Un texto de Juan Soto Ivars.

Digo que fui miembro de la Retaguardia Madrileña con orgullo, es una medallita que cuelgo en la reseña biográfica que sale en mis novelas y muchas veces la miro, la abrillanto y me da la risa acordándome de las jornadas gloriosas de la Retaguardia Madrileña, de la que fui onerosamente expulsado igual que el resto de los miembros. De vez en cuando me pregunta algún amigo o algún periodista qué es eso de la Retaguardia y soy tan misterioso como un miembro del club Bilderberg o de los amigos de la Thermomix, pero ha llegado el momento de hablar de ella.

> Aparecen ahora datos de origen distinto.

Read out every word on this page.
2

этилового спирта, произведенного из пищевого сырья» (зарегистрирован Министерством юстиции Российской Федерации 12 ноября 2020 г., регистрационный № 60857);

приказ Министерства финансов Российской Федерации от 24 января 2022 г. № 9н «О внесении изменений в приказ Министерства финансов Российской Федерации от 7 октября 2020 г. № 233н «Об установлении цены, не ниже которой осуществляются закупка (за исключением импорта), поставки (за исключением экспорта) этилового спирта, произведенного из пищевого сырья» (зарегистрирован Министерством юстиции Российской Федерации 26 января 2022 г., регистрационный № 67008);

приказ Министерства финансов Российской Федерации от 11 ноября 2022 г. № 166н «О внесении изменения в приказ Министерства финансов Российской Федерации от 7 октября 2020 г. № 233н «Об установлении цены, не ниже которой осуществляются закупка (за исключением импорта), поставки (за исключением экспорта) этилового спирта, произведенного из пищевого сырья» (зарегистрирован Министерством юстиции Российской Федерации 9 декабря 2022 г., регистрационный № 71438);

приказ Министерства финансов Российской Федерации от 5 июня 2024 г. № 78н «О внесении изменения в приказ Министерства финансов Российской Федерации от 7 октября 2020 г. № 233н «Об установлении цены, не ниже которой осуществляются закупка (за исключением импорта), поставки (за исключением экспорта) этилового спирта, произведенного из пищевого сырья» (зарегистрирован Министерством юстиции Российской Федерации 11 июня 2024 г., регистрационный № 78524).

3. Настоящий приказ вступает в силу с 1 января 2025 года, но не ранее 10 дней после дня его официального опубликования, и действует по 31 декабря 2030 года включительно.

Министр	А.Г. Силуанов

La Retaguardia Madrileña era una reunión desesperada de escritores inéditos y aspirantes a artista que tenía lugar en la cervecería La Grande (seudónimo) de Madrid. El emplazamiento del cuartel fue idea mía y me siento muy orgulloso por haber aportado eso. Siempre que voy a Madrid recalo en esa barra a beber y llorar recordando los días épicos de la Retaguardia. La Grande es un bar que regenta un barman brillante y netamente madrileño, es decir, un emigrante asturiano de metro y medio y coleta cana que tira las cañas con tanta maña que las convierte en oro fresco. Allí íbamos a emborracharnos el Gran Poeta, su Ayudante y algunos alumnos después de mis clases en una Escuela de Escritura (¡también onerosamente desaparecida!), y éramos una parroquia tan habitual que el hijo del barman, que es dibujante en periódicos de Alemania, hizo una caricatura del Poeta en una mesa. Además había un retrato del Poeta colgando en la pared en la que se acababa durmiendo por exceso de apasionamiento y aquello era como un santuario o una sucursal más de la Escuela de Escritura.

Por eso le dije a Manuel Astur, comandante en jefe de nuestra guerrilla literaria, que teníamos que reunir a la Retaguardia Madrileña en La Grande: porque el Poeta es el más grande de España, porque la gente lo margina y le tiene miedo y en cualquier momento volverá como el Cid a repartir espadazos poéticos a los moriscos de la experiencia y expulsará a García Montero de Granada y se casará con la princesa cristiana Almudena Grandes, que tiene por nombre una hipérbole. ¡Tiempos de épica!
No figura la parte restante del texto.